If passed by voters, Initiative 957 would have required that all marriages recognized by the state have produced offspring within three years of their solemnization. The initiative was created by the Washington Defense of Marriage Alliance, a gay rights group. The goal of Initiative 957 was to directly challenge Andersen v. King County, which holds that limiting marriage to opposite-sex couples is a legitimate state interest in order to encourage reproduction.
From
Wikipedia.
Not that I've actually looked, but I'm sure the same old arguments against marital equality were published in the voters' pamphlet, and the same old arguments were used in the Yes on 8 ads. Well, I've had an idea. Why don't we try to put a measure on the California ballot that would give their arguments the force of law?
I-957 never made it to the ballot, but if it had, it might have sparked some intelligent discussion on the issue. If the fact that same-sex couples cannot naturally reproduce is reason enough to keep us from marrying, then this is reason enough to keep those from marrying who do not plan on having kids at all, or who cannot have kids. And if the latter premise is false, it's because the former is also false.
California's legal situation is different from Washington's, so if we were to do this, we might have to tweak our goal. This hypothetical ballot measure would be a response to the passage of Prop 8, essentially a general question on an issue, and not to a state supreme court ruling backed by a specific legal argument. But it's nothing major.

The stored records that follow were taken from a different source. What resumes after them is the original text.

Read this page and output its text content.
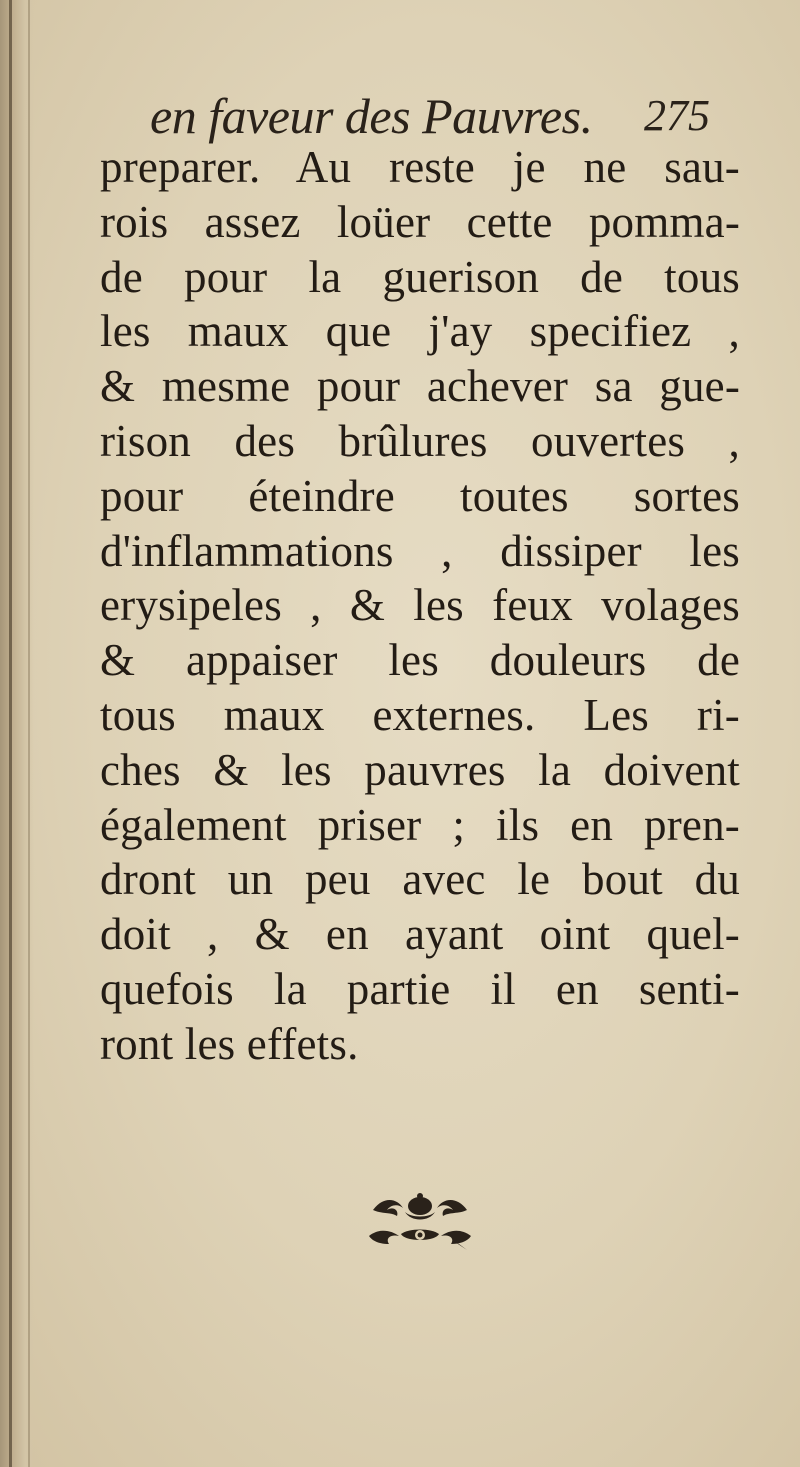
en faveur des Pauvres. 275
preparer. Au reste je ne sau-
rois assez loüer cette pomma-
de pour la guerison de tous
les maux que j'ay specifiez ,
& mesme pour achever sa gue-
rison des brûlures ouvertes ,
pour éteindre toutes sortes
d'inflammations , dissiper les
erysipeles , & les feux volages
& appaiser les douleurs de
tous maux externes. Les ri-
ches & les pauvres la doivent
également priser ; ils en pren-
dront un peu avec le bout du
doit , & en ayant oint quel-
quefois la partie il en senti-
ront les effets.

Thoughts on this? Here are some prompts, to spur discussion:
- Should the measure address most of the arguments we can think of, or should it have a narrow focus like I-957 did? If the latter, then what kind of focus?

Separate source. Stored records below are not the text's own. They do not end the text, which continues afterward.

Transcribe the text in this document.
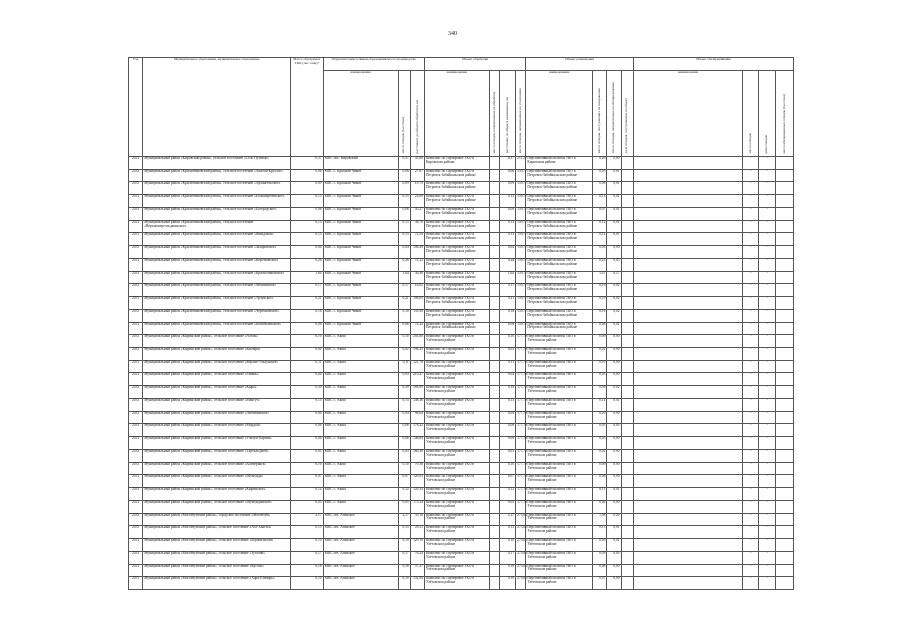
340
Год	Муниципальное образование, муниципальное образование	Масса образуемых ТКО (тыс.тонн)*	Образователи/источники образования/место производства			Объект обработки				Объект размещения				Объект обезвреживания			
			наименование	масса отходов (тыс.тонн)	расстояние до объекта обработки, км	наименование	масса отходов, направленных на обработку	расстояние до объекта размещения, км	масса отходов, направленных на утилизацию	наименование	масса отходов, поступающих на захоронение	масса отходов, направленных на обезвреживание	доля отходов, поступающих на объект	наименование	масса отходов	доля отходов	масса обезвреженных отходов (тыс.тонн)
2031	Муниципальный район «Кировский район», сельское поселение «Село Путивль»	0,37	МПС пос. Кировский	0,37	45,06	Комплекс по сортировке ТКО в Кировском районе		0,37	211,27	Перспективный полигон ТКО в Кировском районе	0,26	0,00			-	-	
2031	Муниципальный район «Красночиковский район», сельское поселение «Акибай-Круглое»	0,06	МПС с. Красный Чикой	0,06	27,67	Комплекс по сортировке ТКО в Петровск-Забайкальском районе		0,06	159,77	Перспективный полигон ТКО в Петровск-Забайкальском районе	0,05	0,01			-	-	
2031	Муниципальный район «Красночиковский район», сельское поселение «Архангельское»	0,09	МПС с. Красный Чикой	0,09	19,79	Комплекс по сортировке ТКО в Петровск-Забайкальском районе		0,09	159,77	Перспективный полигон ТКО в Петровск-Забайкальском районе	0,08	0,01			-	-	
2031	Муниципальный район «Красночиковский район», сельское поселение «Большереченское»	0,15	МПС с. Красный Чикой	0,15	23,69	Комплекс по сортировке ТКО в Петровск-Забайкальском районе		0,15	159,77	Перспективный полигон ТКО в Петровск-Забайкальском районе	0,13	0,01			-	-	
2031	Муниципальный район «Красночиковский район», сельское поселение «Богородское»	0,08	МПС с. Красный Чикой	0,08	45,27	Комплекс по сортировке ТКО в Петровск-Забайкальском районе		0,08	159,77	Перспективный полигон ТКО в Петровск-Забайкальском районе	0,07	0,01			-	-	
2031	Муниципальный район «Красночиковский район», сельское поселение «Верхнешергольджинское»	0,13	МПС с. Красный Чикой	0,13	36,78	Комплекс по сортировке ТКО в Петровск-Забайкальском районе		0,13	159,77	Перспективный полигон ТКО в Петровск-Забайкальском районе	0,12	0,01			-	-	
2031	Муниципальный район «Красночиковский район», сельское поселение «Жиндокон»	0,13	МПС с. Красный Чикой	0,13	72,54	Комплекс по сортировке ТКО в Петровск-Забайкальском районе		0,13	159,77	Перспективный полигон ТКО в Петровск-Забайкальском районе	0,12	0,01			-	-	
2031	Муниципальный район «Красночиковский район», сельское поселение «Захаровское»	0,04	МПС с. Красный Чикой	0,04	108,49	Комплекс по сортировке ТКО в Петровск-Забайкальском районе		0,04	159,77	Перспективный полигон ТКО в Петровск-Забайкальском районе	0,03	0,00			-	-	
2031	Муниципальный район «Красночиковский район», сельское поселение «Коротковское»	0,26	МПС с. Красный Чикой	0,26	11,23	Комплекс по сортировке ТКО в Петровск-Забайкальском районе		0,26	159,77	Перспективный полигон ТКО в Петровск-Забайкальском районе	0,23	0,03			-	-	
2031	Муниципальный район «Красночиковский район», сельское поселение «Красночикойское»	1,64	МПС с. Красный Чикой	1,64	30,48	Комплекс по сортировке ТКО в Петровск-Забайкальском районе		1,64	159,77	Перспективный полигон ТКО в Петровск-Забайкальском районе	1,47	0,17			-	-	
2031	Муниципальный район «Красночиковский район», сельское поселение «Мензинское»	0,17	МПС с. Красный Чикой	0,17	16,82	Комплекс по сортировке ТКО в Петровск-Забайкальском районе		0,17	159,77	Перспективный полигон ТКО в Петровск-Забайкальском районе	0,16	0,02			-	-	
2031	Муниципальный район «Красночиковский район», сельское поселение «Урлукское»	0,21	МПС с. Красный Чикой	0,21	106,05	Комплекс по сортировке ТКО в Петровск-Забайкальском районе		0,21	159,77	Перспективный полигон ТКО в Петровск-Забайкальском районе	0,19	0,02			-	-	
2031	Муниципальный район «Красночиковский район», сельское поселение «Черемховское»	0,18	МПС с. Красный Чикой	0,18	133,90	Комплекс по сортировке ТКО в Петровск-Забайкальском районе		0,18	159,77	Перспективный полигон ТКО в Петровск-Забайкальском районе	0,16	0,02			-	-	
2031	Муниципальный район «Красночиковский район», сельское поселение «Шимбиликское»	0,08	МПС с. Красный Чикой	0,08	74,24	Комплекс по сортировке ТКО в Петровск-Забайкальском районе		0,08	159,77	Перспективный полигон ТКО в Петровск-Забайкальском районе	0,08	0,01			-	-	
2031	Муниципальный район «Кыринский район», сельское поселение «Алтан»	0,10	МПС с. Акша	0,10	203,80	Комплекс по сортировке ТКО в Улётовском районе		0,10	177,79	Перспективный полигон ТКО в Улётовском районе	0,09	0,00			-	-	
2031	Муниципальный район «Кыринский район», сельское поселение «Былыра»	0,02	МПС с. Акша	0,02	194,25	Комплекс по сортировке ТКО в Улётовском районе		0,02	177,79	Перспективный полигон ТКО в Улётовском районе	0,02	0,00			-	-	
2031	Муниципальный район «Кыринский район», сельское поселение «Верхне-Ульхунское»	0,11	МПС с. Акша	0,11	121,76	Комплекс по сортировке ТКО в Улётовском районе		0,11	177,79	Перспективный полигон ТКО в Улётовском районе	0,10	0,00			-	-	
2031	Муниципальный район «Кыринский район», сельское поселение «Гавань»	0,04	МПС с. Акша	0,04	210,27	Комплекс по сортировке ТКО в Улётовском районе		0,04	177,79	Перспективный полигон ТКО в Улётовском районе	0,03	0,00			-	-	
2031	Муниципальный район «Кыринский район», сельское поселение «Кыра»	0,39	МПС с. Акша	0,39	168,99	Комплекс по сортировке ТКО в Улётовском районе		0,39	177,79	Перспективный полигон ТКО в Улётовском районе	0,36	0,02			-	-	
2031	Муниципальный район «Кыринский район», сельское поселение «Мангут»	0,13	МПС с. Акша	0,13	148,36	Комплекс по сортировке ТКО в Улётовском районе		0,13	177,79	Перспективный полигон ТКО в Улётовском районе	0,12	0,01			-	-	
2031	Муниципальный район «Кыринский район», сельское поселение «Любавинское»	0,04	МПС с. Акша	0,04	96,64	Комплекс по сортировке ТКО в Улётовском районе		0,04	177,79	Перспективный полигон ТКО в Улётовском районе	0,20	0,00			-	-	
2031	Муниципальный район «Кыринский район», сельское поселение «Мордой»	0,06	МПС с. Акша	0,06	178,22	Комплекс по сортировке ТКО в Улётовском районе		0,06	177,79	Перспективный полигон ТКО в Улётовском районе	0,05	0,00			-	-	
2031	Муниципальный район «Кыринский район», сельское поселение «Ульхун-Партия»	0,06	МПС с. Акша	0,06	146,84	Комплекс по сортировке ТКО в Улётовском районе		0,06	177,79	Перспективный полигон ТКО в Улётовском районе	0,05	0,00			-	-	
2031	Муниципальный район «Кыринский район», сельское поселение «Тарбальджей»	0,03	МПС с. Акша	0,03	160,30	Комплекс по сортировке ТКО в Улётовском районе		0,03	177,79	Перспективный полигон ТКО в Улётовском районе	0,02	0,00			-	-	
2031	Муниципальный район «Кыринский район», сельское поселение «Хапчеранга»	0,10	МПС с. Акша	0,10	70,36	Комплекс по сортировке ТКО в Улётовском районе		0,10	177,79	Перспективный полигон ТКО в Улётовском районе	0,09	0,00			-	-	
2031	Муниципальный район «Кыринский район», сельское поселение «Шумунда»	0,07	МПС с. Акша	0,07	120,03	Комплекс по сортировке ТКО в Улётовском районе		0,07	177,79	Перспективный полигон ТКО в Улётовском районе	0,06	0,00			-	-	
2031	Муниципальный район «Кыринский район», сельское поселение «Кыринское»	0,12	МПС с. Акша	0,12	120,34	Комплекс по сортировке ТКО в Улётовском районе		0,12	177,79	Перспективный полигон ТКО в Улётовском районе	0,11	0,01			-	-	
2031	Муниципальный район «Кыринский район», сельское поселение «Шумундинское»	0,05	МПС с. Акша	0,05	173,34	Комплекс по сортировке ТКО в Улётовском районе		0,05	177,79	Перспективный полигон ТКО в Улётовском районе	0,04	0,00			-	-	
2031	Муниципальный район «Могойтуйский район», городское поселение «Могойтуй»	2,17	МПС пгт. Агинское	2,17	35,16	Комплекс по сортировке ТКО в Улётовском районе		2,17	275,05	Перспективный полигон ТКО в Улётовском районе	1,98	0,20			-	-	
2031	Муниципальный район «Могойтуйский район», сельское поселение «Ага-Хангил»	0,15	МПС пгт. Агинское	0,15	20,11	Комплекс по сортировке ТКО в Улётовском районе		0,15	275,05	Перспективный полигон ТКО в Улётовском районе	0,13	0,01			-	-	
2031	Муниципальный район «Могойтуйский район», сельское поселение «Боржигантай»	0,10	МПС пгт. Агинское	0,10	129,10	Комплекс по сортировке ТКО в Улётовском районе		0,10	275,05	Перспективный полигон ТКО в Улётовском районе	0,09	0,01			-	-	
2031	Муниципальный район «Могойтуйский район», сельское поселение «Зугалай»	0,17	МПС пгт. Агинское	0,17	76,24	Комплекс по сортировке ТКО в Улётовском районе		0,17	275,05	Перспективный полигон ТКО в Улётовском районе	0,09	0,00			-	-	
2031	Муниципальный район «Могойтуйский район», сельское поселение «Кусоча»	0,18	МПС пгт. Агинское	0,18	57,47	Комплекс по сортировке ТКО в Улётовском районе		0,18	275,05	Перспективный полигон ТКО в Улётовском районе	0,08	0,00			-	-	
2031	Муниципальный район «Могойтуйский район», сельское поселение «Хара-Шибирь»	0,10	МПС пгт. Агинское	0,10	132,94	Комплекс по сортировке ТКО в Улётовском районе		0,10	275,05	Перспективный полигон ТКО в Улётовском районе	0,07	0,00			-	-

- I wouldn't actually want this to pass, and neither would most people who might like this strategy, so I think the measure would qualify as frivolous. Should this measure be openly acknowledged to be frivolous, or should the organization to push this measure through be "serious"? Should it be the Jon Stewart or the Stephen Colbert of ballot measures?
- If it were coupled with a measure to repeal Prop 8, then voters would realize what a mistake Prop 8 was, and at the same time they'd have a chance to vote differently on the original question. This might be a winning strategy. If the repeal of Prop 8 were saved for later, then voters will probably have forgotten about the first one, and we might fail. Would it be worth the effort to put a pair of measures on the ballot? Or should the other measure be saved for later?
- Should this be a statute or a constitutional amendment? If California, in its kookiness, passed the measure somehow, a statute is easily changed. But on the other hand, a constitutional amendment might make people more carefully consider the measure.
- Oh, right: Is this feasible? California is huge, so we'd need a shitload of signatures, and it might be tough to get them. Maybe we should remember our creed, "Yes we can"?
I'm very interested in this idea, and it would be totally awesome if it became more than just hypothetical. It's a crazy idea. Perhaps so crazy it might work!